How a Browser Extension Could Shake Up Academic Publishing by Lindsay McKenzie.
From the post:
Open-access advocates have had several successes in the past few weeks. The Bill & Melinda Gates Foundation started its own open-access publishing platform, which the European Commission may replicate. And librarians attending the Association of College and Research Libraries conference in March were glad to hear that the Open Access Button, a tool that helps researchers gain free access to copies of articles, will be integrated into existing interlibrary-loan arrangements.
Another initiative, called Unpaywall, is a simple browser extension, but its creators, Jason Priem and Heather Piwowar, say it could help alter the status quo of scholarly publishing.
“We’re setting up a lemonade stand right next to the publishers’ lemonade stand,” says Mr. Priem. “They’re charging $30 for a glass of lemonade, and we’re showing up right next to them and saying, ‘Lemonade for free’. It’s such a disruptive, exciting, and interesting idea, I think.”

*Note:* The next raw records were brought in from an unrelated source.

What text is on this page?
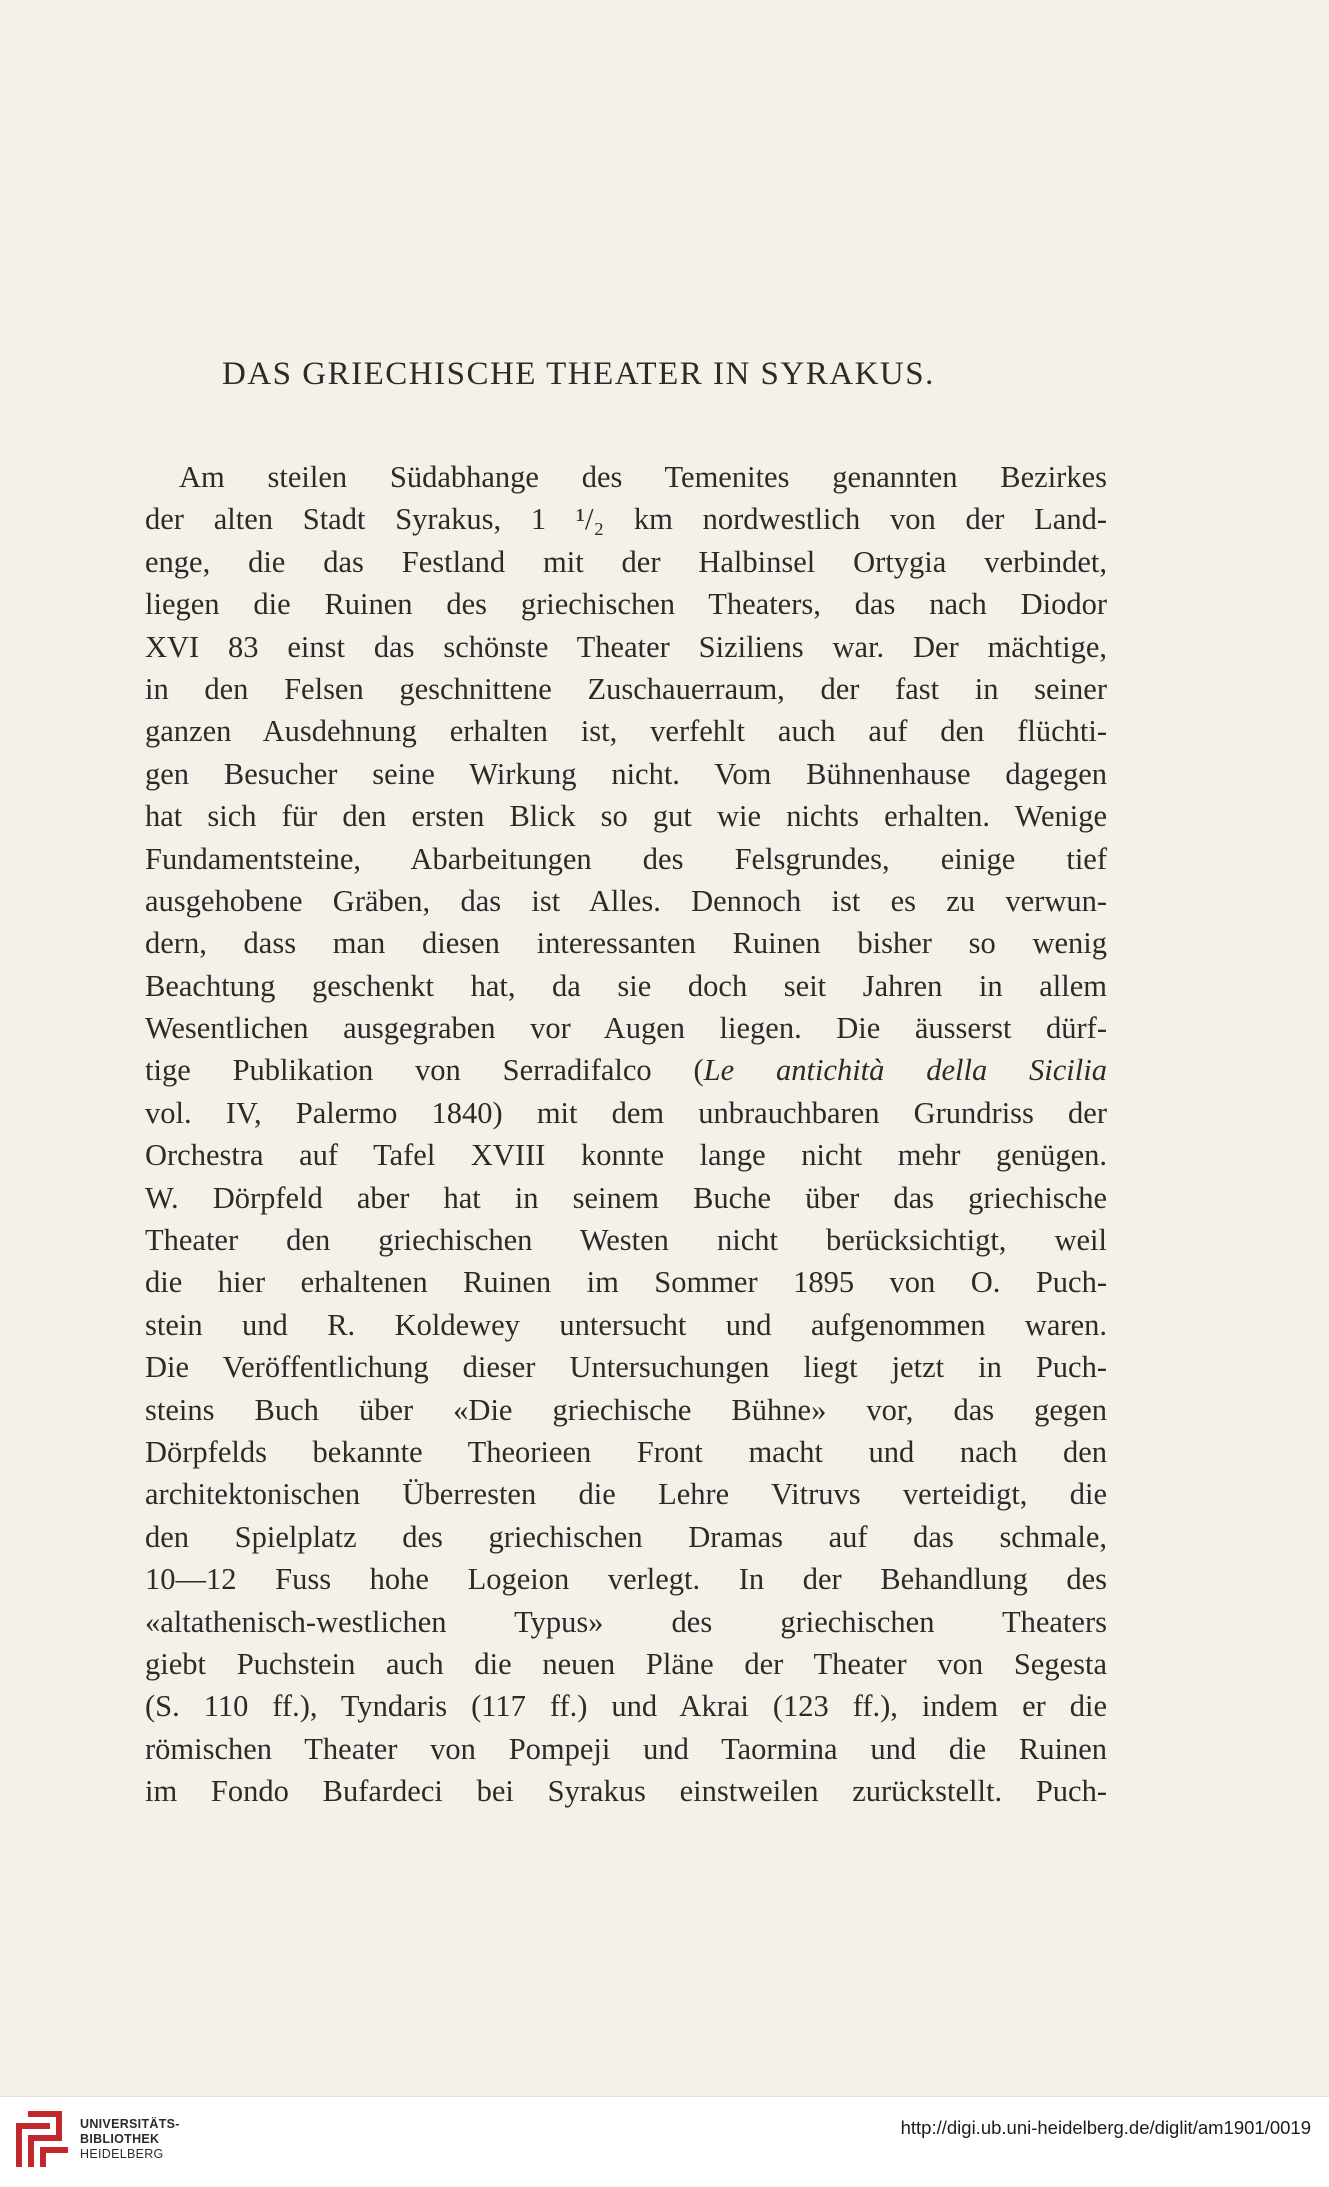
DAS GRIECHISCHE THEATER IN SYRAKUS.
Am steilen Südabhange des Temenites genannten Bezirkes
der alten Stadt Syrakus, 1 ¹/₂ km nordwestlich von der Land-
enge, die das Festland mit der Halbinsel Ortygia verbindet,
liegen die Ruinen des griechischen Theaters, das nach Diodor
XVI 83 einst das schönste Theater Siziliens war. Der mächtige,
in den Felsen geschnittene Zuschauerraum, der fast in seiner
ganzen Ausdehnung erhalten ist, verfehlt auch auf den flüchti-
gen Besucher seine Wirkung nicht. Vom Bühnenhause dagegen
hat sich für den ersten Blick so gut wie nichts erhalten. Wenige
Fundamentsteine, Abarbeitungen des Felsgrundes, einige tief
ausgehobene Gräben, das ist Alles. Dennoch ist es zu verwun-
dern, dass man diesen interessanten Ruinen bisher so wenig
Beachtung geschenkt hat, da sie doch seit Jahren in allem
Wesentlichen ausgegraben vor Augen liegen. Die äusserst dürf-
tige Publikation von Serradifalco (Le antichità della Sicilia
vol. IV, Palermo 1840) mit dem unbrauchbaren Grundriss der
Orchestra auf Tafel XVIII konnte lange nicht mehr genügen.
W. Dörpfeld aber hat in seinem Buche über das griechische
Theater den griechischen Westen nicht berücksichtigt, weil
die hier erhaltenen Ruinen im Sommer 1895 von O. Puch-
stein und R. Koldewey untersucht und aufgenommen waren.
Die Veröffentlichung dieser Untersuchungen liegt jetzt in Puch-
steins Buch über «Die griechische Bühne» vor, das gegen
Dörpfelds bekannte Theorieen Front macht und nach den
architektonischen Überresten die Lehre Vitruvs verteidigt, die
den Spielplatz des griechischen Dramas auf das schmale,
10—12 Fuss hohe Logeion verlegt. In der Behandlung des
«altathenisch-westlichen Typus» des griechischen Theaters
giebt Puchstein auch die neuen Pläne der Theater von Segesta
(S. 110 ff.), Tyndaris (117 ff.) und Akrai (123 ff.), indem er die
römischen Theater von Pompeji und Taormina und die Ruinen
im Fondo Bufardeci bei Syrakus einstweilen zurückstellt. Puch-
UNIVERSITÄTS-
BIBLIOTHEK
HEIDELBERG
http://digi.ub.uni-heidelberg.de/diglit/am1901/0019
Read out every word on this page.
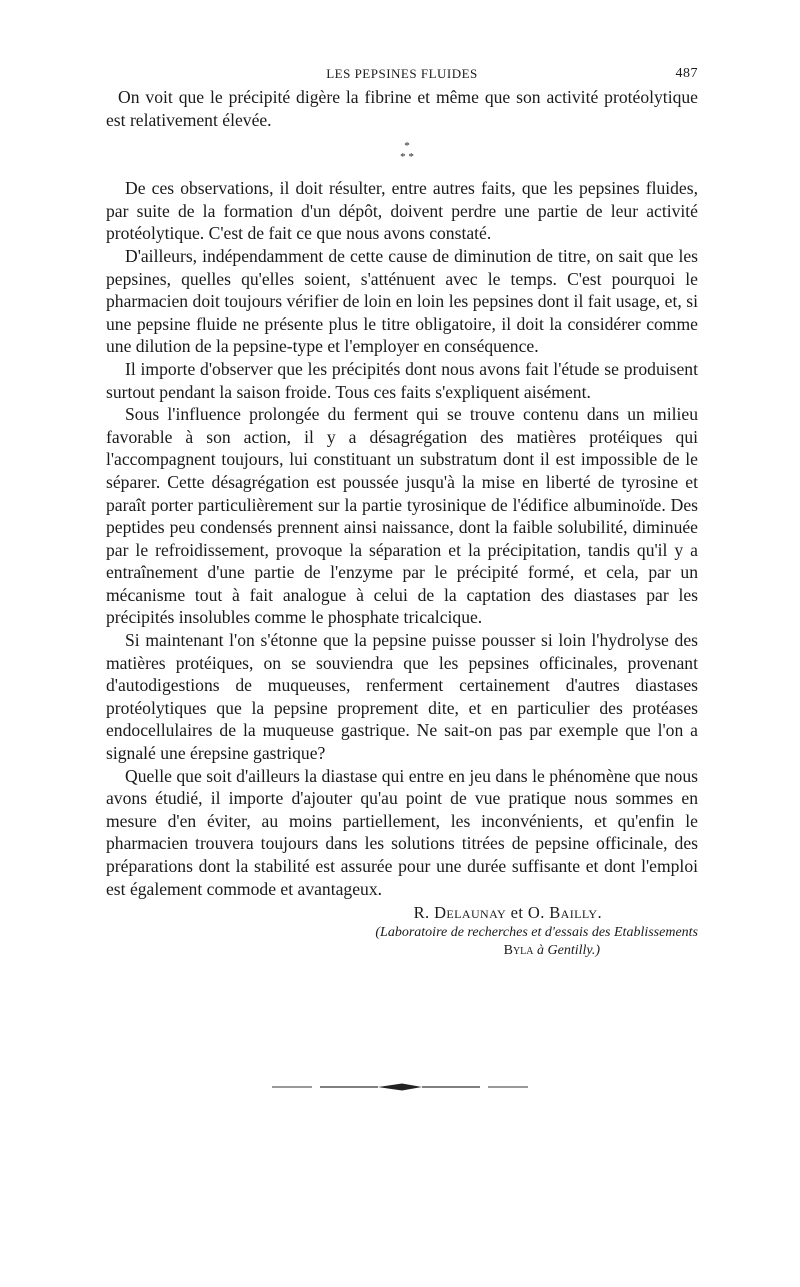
LES PEPSINES FLUIDES	487

On voit que le précipité digère la fibrine et même que son activité protéolytique est relativement élevée.

*
* *

De ces observations, il doit résulter, entre autres faits, que les pepsines fluides, par suite de la formation d'un dépôt, doivent perdre une partie de leur activité protéolytique. C'est de fait ce que nous avons constaté.

D'ailleurs, indépendamment de cette cause de diminution de titre, on sait que les pepsines, quelles qu'elles soient, s'atténuent avec le temps. C'est pourquoi le pharmacien doit toujours vérifier de loin en loin les pepsines dont il fait usage, et, si une pepsine fluide ne présente plus le titre obligatoire, il doit la considérer comme une dilution de la pepsine-type et l'employer en conséquence.

Il importe d'observer que les précipités dont nous avons fait l'étude se produisent surtout pendant la saison froide. Tous ces faits s'expliquent aisément.

Sous l'influence prolongée du ferment qui se trouve contenu dans un milieu favorable à son action, il y a désagrégation des matières protéiques qui l'accompagnent toujours, lui constituant un substratum dont il est impossible de le séparer. Cette désagrégation est poussée jusqu'à la mise en liberté de tyrosine et paraît porter particulièrement sur la partie tyrosinique de l'édifice albuminoïde. Des peptides peu condensés prennent ainsi naissance, dont la faible solubilité, diminuée par le refroidissement, provoque la séparation et la précipitation, tandis qu'il y a entraînement d'une partie de l'enzyme par le précipité formé, et cela, par un mécanisme tout à fait analogue à celui de la captation des diastases par les précipités insolubles comme le phosphate tricalcique.

Si maintenant l'on s'étonne que la pepsine puisse pousser si loin l'hydrolyse des matières protéiques, on se souviendra que les pepsines officinales, provenant d'autodigestions de muqueuses, renferment certainement d'autres diastases protéolytiques que la pepsine proprement dite, et en particulier des protéases endocellulaires de la muqueuse gastrique. Ne sait-on pas par exemple que l'on a signalé une érepsine gastrique?

Quelle que soit d'ailleurs la diastase qui entre en jeu dans le phénomène que nous avons étudié, il importe d'ajouter qu'au point de vue pratique nous sommes en mesure d'en éviter, au moins partiellement, les inconvénients, et qu'enfin le pharmacien trouvera toujours dans les solutions titrées de pepsine officinale, des préparations dont la stabilité est assurée pour une durée suffisante et dont l'emploi est également commode et avantageux.

R. Delaunay et O. Bailly.
(Laboratoire de recherches et d'essais des Etablissements
Byla à Gentilly.)
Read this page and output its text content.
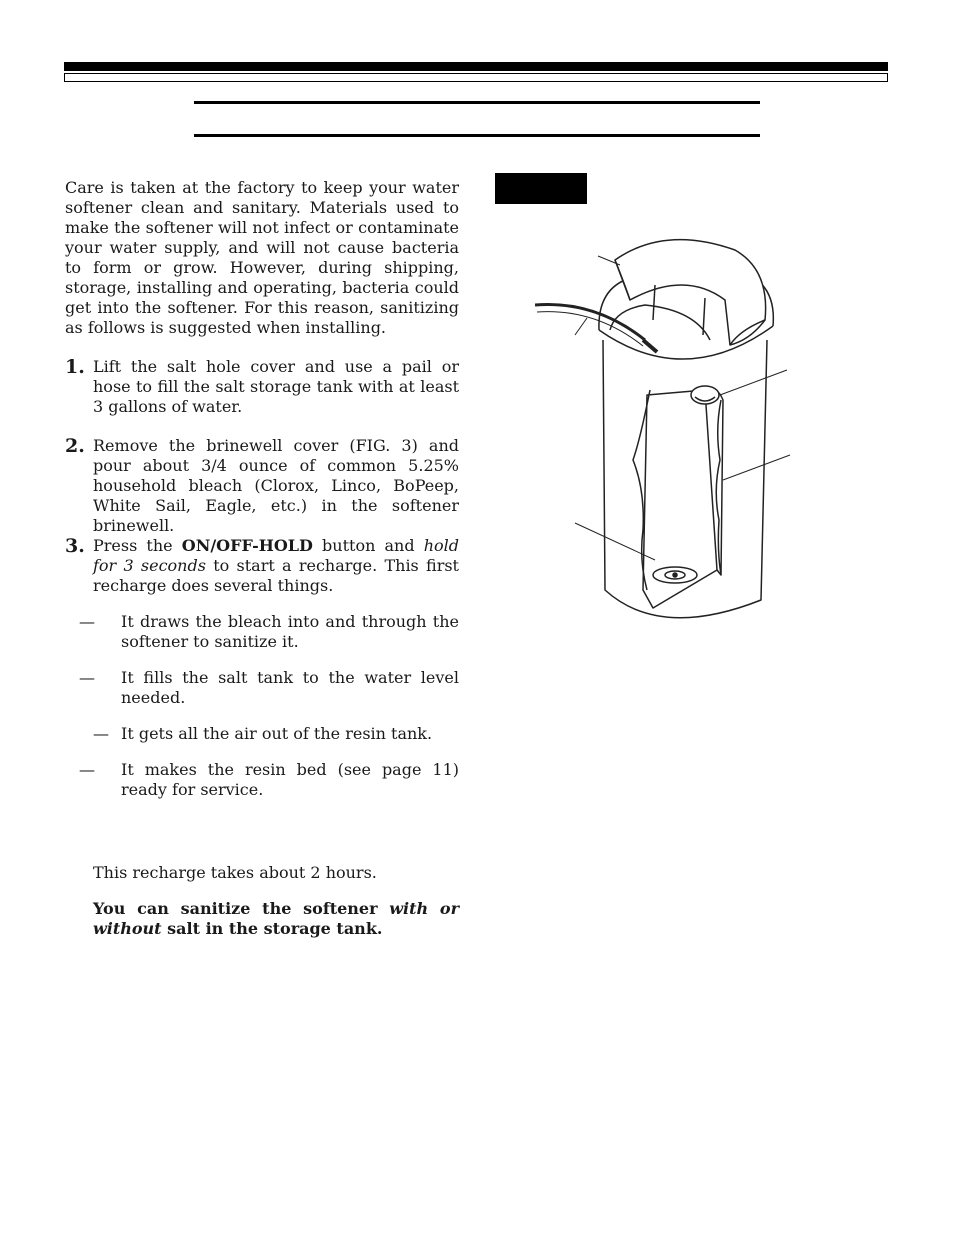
Care is taken at the factory to keep your water softener clean and sanitary. Materials used to make the softener will not infect or contaminate your water supply, and will not cause bacteria to form or grow. However, during shipping, storage, installing and operating, bacteria could get into the softener. For this reason, sanitizing as follows is suggested when installing.

1. Lift the salt hole cover and use a pail or hose to fill the salt storage tank with at least 3 gallons of water.

2. Remove the brinewell cover (FIG. 3) and pour about 3/4 ounce of common 5.25% household bleach (Clorox, Linco, BoPeep, White Sail, Eagle, etc.) in the softener brinewell.

3. Press the ON/OFF-HOLD button and hold for 3 seconds to start a recharge. This first recharge does several things.

— It draws the bleach into and through the softener to sanitize it.

— It fills the salt tank to the water level needed.

— It gets all the air out of the resin tank.

— It makes the resin bed (see page 11) ready for service.

This recharge takes about 2 hours.

You can sanitize the softener with or without salt in the storage tank.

Like the Open Access Button, Unpaywall is open-source, nonprofit, and dedicated to improving access to scholarly research. The button, devised in 2013, has a searchable database that comes into play when a user hits a paywall.
When an Unpaywall user lands on the page of a research article, the software scours thousands of institutional repositories, preprint servers, and websites like PubMed Central to see if an open-access copy of the article is available. If it is, users can click a small green tab on the side of the screen to view a PDF.
Sci-Hub gets an honorable mention as a “..pirate website…,” usage of which carries “…so much fear and uncertainty….” (Disclaimer, the author of those comments is one of the creators of Unpaywall (Jason Priem).)
Hardly. What was long suspected about academic publishing has become widely known: Peer review is a fiction, even at the best known publishers, to say nothing of lesser lights in the academic universe. The “contribution” of publishers is primarily maintaining lists of editors for padding the odd resume. (Peer Review failure: Science and Nature journals reject papers because they “have to be wrong”.)
I should not overlook publishers as a source of employment for “gatekeepers.” “Gatekeepers” being those unable to make a contribution on their own, who seek to prevent others from doing so and failing that, preventing still others from learning of those contributions.
Serfdom was abolished centuries ago, academic publishing deserves a similar fate.